Researchers from Emory University’s Nell Hodgson Woodruff School of Nursing and School of Medicine recently published a study in Annals of Neurology focusing on brain markers of Alzheimer’s disease (AD) in Caucasians compared to African Americans.

Led by first author Whitney Wharton, PhD, at the School of Nursing and senior author William T. Hu, MD, PhD, at the School of Medicine, the study examines potential reasons why African Americans are more likely to become afflicted with AD than Caucasians. Via lumbar punctures, the researchers looked at spinal fluid biomarkers in a range of participants in an effort to detect whether race modified levels of tau – a key AD protein – and patterns of inflammation (often caused by aging, physiological changes, or chronic stress, but also in response to AD).

They identified different AD-related biomarkers in African Americans compared to Caucasians beginning in middle age (45-65 years old) before any cognitive decline is present, similar to studies with older participants.

“Not only did we determine that these brain changes related to Alzheimer’s happen start very early, but we also found race differences pertaining to inflammation in middle age and across the disease processes,” says Wharton.

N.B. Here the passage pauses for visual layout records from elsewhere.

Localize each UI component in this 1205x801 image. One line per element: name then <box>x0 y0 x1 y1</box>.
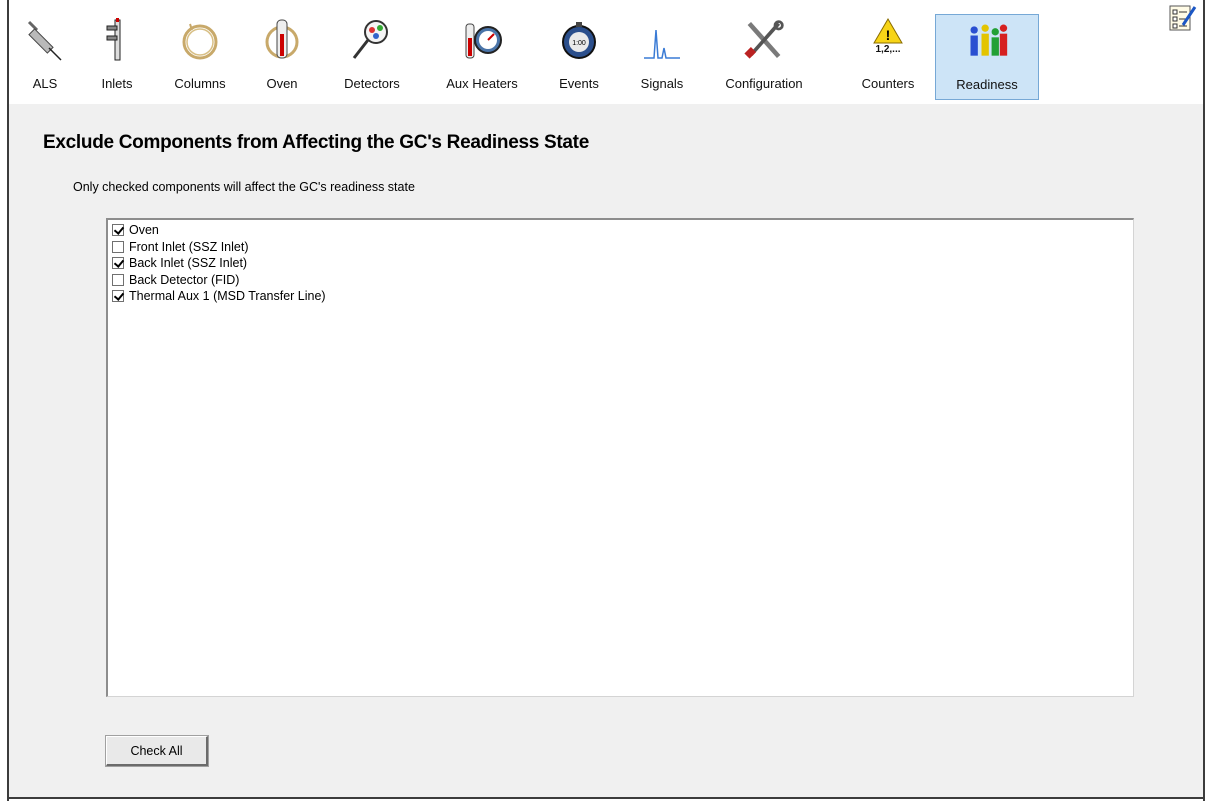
tab-inlets[interactable]: Inlets <box>91 14 143 100</box>
inlet-icon <box>95 16 139 64</box>
readiness-panel: Exclude Components from Affecting the GC… <box>9 104 1203 797</box>
toolbar: ALS Inlets Columns Oven Detectors Aux He… <box>9 0 1203 104</box>
list-item-thermal-aux-1[interactable]: Thermal Aux 1 (MSD Transfer Line) <box>108 288 1133 305</box>
list-item-oven[interactable]: Oven <box>108 222 1133 239</box>
list-item-label: Front Inlet (SSZ Inlet) <box>129 239 249 254</box>
tab-label: Counters <box>861 76 915 91</box>
tab-columns[interactable]: Columns <box>169 14 231 100</box>
tab-label: Events <box>559 76 599 91</box>
components-checklist[interactable]: Oven Front Inlet (SSZ Inlet) Back Inlet … <box>106 218 1134 697</box>
tab-oven[interactable]: Oven <box>257 14 307 100</box>
checkbox-back-detector[interactable] <box>112 273 124 286</box>
checkbox-front-inlet[interactable] <box>112 240 124 253</box>
stopwatch-icon: 1:00 <box>557 16 601 64</box>
tools-icon <box>742 16 786 64</box>
tab-signals[interactable]: Signals <box>633 14 691 100</box>
signal-peak-icon <box>640 16 684 64</box>
tab-label: Aux Heaters <box>446 76 518 91</box>
panel-subtitle: Only checked components will affect the … <box>73 180 415 194</box>
window-frame: ALS Inlets Columns Oven Detectors Aux He… <box>7 0 1205 801</box>
tab-label: ALS <box>32 76 58 91</box>
page-title: Exclude Components from Affecting the GC… <box>43 132 589 153</box>
warning-counter-icon: ! <box>866 16 910 64</box>
list-item-label: Back Detector (FID) <box>129 272 240 287</box>
checklist-icon[interactable] <box>1167 3 1197 33</box>
list-item-back-inlet[interactable]: Back Inlet (SSZ Inlet) <box>108 255 1133 272</box>
tab-detectors[interactable]: Detectors <box>335 14 409 100</box>
tab-label: Oven <box>266 76 298 91</box>
tab-label: Columns <box>174 76 226 91</box>
syringe-icon <box>23 16 67 64</box>
svg-text:!: ! <box>886 27 891 43</box>
checkbox-back-inlet[interactable] <box>112 257 124 270</box>
tab-configuration[interactable]: Configuration <box>707 14 821 100</box>
list-item-label: Thermal Aux 1 (MSD Transfer Line) <box>129 289 326 304</box>
list-item-label: Back Inlet (SSZ Inlet) <box>129 256 248 271</box>
tab-events[interactable]: 1:00 Events <box>553 14 605 100</box>
tab-label: Configuration <box>725 76 803 91</box>
tab-aux-heaters[interactable]: Aux Heaters <box>437 14 527 100</box>
oven-thermometer-icon <box>260 16 304 64</box>
tab-label: Detectors <box>344 76 400 91</box>
detector-magnifier-icon <box>350 16 394 64</box>
tab-als[interactable]: ALS <box>19 14 71 100</box>
tab-counters[interactable]: ! 1,2,... Counters <box>849 14 927 100</box>
list-item-back-detector[interactable]: Back Detector (FID) <box>108 272 1133 289</box>
checkbox-thermal-aux-1[interactable] <box>112 290 124 303</box>
svg-text:1:00: 1:00 <box>572 40 586 47</box>
bottom-border <box>9 797 1203 799</box>
readiness-people-icon <box>965 17 1009 65</box>
tab-label: Inlets <box>101 76 133 91</box>
list-item-front-inlet[interactable]: Front Inlet (SSZ Inlet) <box>108 239 1133 256</box>
gauge-icon <box>460 16 504 64</box>
check-all-button[interactable]: Check All <box>105 735 209 767</box>
tab-label: Readiness <box>956 77 1018 92</box>
counter-text: 1,2,... <box>875 44 901 55</box>
list-item-label: Oven <box>129 223 159 238</box>
column-coil-icon <box>178 16 222 64</box>
tab-label: Signals <box>640 76 684 91</box>
checkbox-oven[interactable] <box>112 224 124 237</box>
tab-readiness[interactable]: Readiness <box>935 14 1039 100</box>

The team also found a key inflammatory mediator (interleukin 9) at the center of these differences, and confirmed their findings in brains of people who died from AD collected by the Emory and Mount Sinai Brain Banks. This evidence showed race to potentially impact AD many years before the disease begins.

“We came upon a very surprising finding that, other than immune cells, many brain cells also had interleukin 9 in them,” says Hu. “AD may elicit some unique downstream effects in African Americans that are not present in Caucasians.”

Through study findings, the researchers hope to help those more vulnerable to AD, including African Americans, women and individuals with a parental history, take more preventative methods earlier in life. Though Wharton mentions you can do everything perfectly and still get AD, there are ways to lower the risk. Maintaining a healthy lifestyle and routine doctor appointments are necessary to keep vascular risk factors, blood pressure, diabetes and lipids in check.

“While the general public need to take diet, sleep and stress into account,” Wharton says, “scientists should continue to enroll unrepresented groups into clinical studies and trials so we can understand these differences. It is absolutely not a one-size-fits-all cure.”

This work was supported by the National Institute on Aging (AG43885, AG42856, AG25688, K01AG042498).